Oh, Philly just got a lot more exciting yesterday when I popped up from the greenline to discover this gallery. There were several inspiring shows: Sara Reisman's Soft Sites and Candida Hofer's Architecture of Absence, in particular. I was struck by the spectacle of absence, the suspended potential, in Hofer's photographs of spaces, usually grand in scale, and momentarily at least, empty. In New York one is always struck by any kind of stillness or absence since there is so little of it.* Hofer's approach to photography--a kind of minimalist archival impulse--reminds me a little of Burtynsky, though more subtle in its critique of social and historic moments. There is something absolutely classical about the single point perspective of these photos.
Soft Sites, riffing on the word's geographic root as a place of seismic activitity, are spaces in flux. The show includes "intangible aspects" and delightful metaphors that expand the categories of art as much as the location of it. Picnic on the Ocean, for example, which sees a Japanese and Korean artist meeting each other out in the ocean at the ideological and mythical border between those two cultures. Other pieces inlcuded a wonderful 3d image of a House Dreaming by Peter Dudek, Vinyl Penants and neon messages by Soledad Arias, and several artists working in the realm of the botanical, reminding us of our culture's war on "native plants", its arbitrary designation of weed, while reclaiming, or reconnecting citizens with landscapes that may be familiar and unknown.
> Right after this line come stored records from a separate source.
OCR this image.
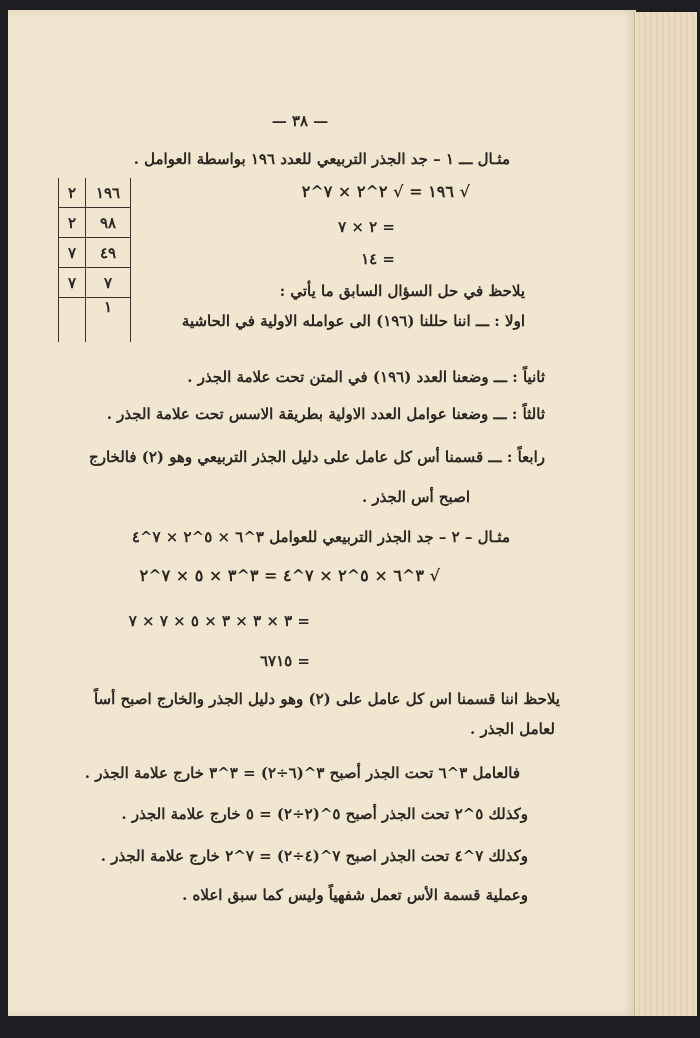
— ٣٨ —

مثـال ـــ ١ – جد الجذر التربيعي للعدد ١٩٦ بواسطة العوامل .

√ ١٩٦ = √ ٢^٢ × ٧^٢

= ٢ × ٧

= ١٤

٢	١٩٦
٢	٩٨
٧	٤٩
٧	٧
	١

يلاحظ في حل السؤال السابق ما يأتي :

اولا : ـــ اننا حللنا (١٩٦) الى عوامله الاولية في الحاشية

ثانياً : ـــ وضعنا العدد (١٩٦) في المتن تحت علامة الجذر .

ثالثاً : ـــ وضعنا عوامل العدد الاولية بطريقة الاسس تحت علامة الجذر .

رابعاً : ـــ قسمنا أس كل عامل على دليل الجذر التربيعي وهو (٢) فالخارج

اصبح أس الجذر .

مثـال – ٢ – جد الجذر التربيعي للعوامل ٣^٦ × ٥^٢ × ٧^٤

√ ٣^٦ × ٥^٢ × ٧^٤ = ٣^٣ × ٥ × ٧^٢

= ٣ × ٣ × ٣ × ٥ × ٧ × ٧

= ٦٧١٥

يلاحظ اننا قسمنا اس كل عامل على (٢) وهو دليل الجذر والخارج اصبح أساً

لعامل الجذر .

فالعامل ٣^٦ تحت الجذر أصبح ٣^(٦÷٢) = ٣^٣ خارج علامة الجذر .

وكذلك ٥^٢ تحت الجذر أصبح ٥^(٢÷٢) = ٥ خارج علامة الجذر .

وكذلك ٧^٤ تحت الجذر اصبح ٧^(٤÷٢) = ٧^٢ خارج علامة الجذر .

وعملية قسمة الأس تعمل شفهياً وليس كما سبق اعلاه .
The wetlands we drive by, or peer out at from our train windows... In this case the legacy of Bartram's Garden.
A quick glance at Zoe Strauss's Ramp Projects brought me back to the city, to the people and the spaces we inhabit...I didn't have time to spend in the work (and shall return to do so), but I love the fact that she interacts directly with the streets and people using them. She even has a blog! She's awesome. And coming soon to the Whitney.
* Note the post of yesterday's Chinatown photos: not a predictable representation of Chinatown (though of course I took those too); the near-stillness (there is a pigeon, a man in the far right who has snuck into the park, on lock-down for some reason, and water moving...), seemed to me like striking gold.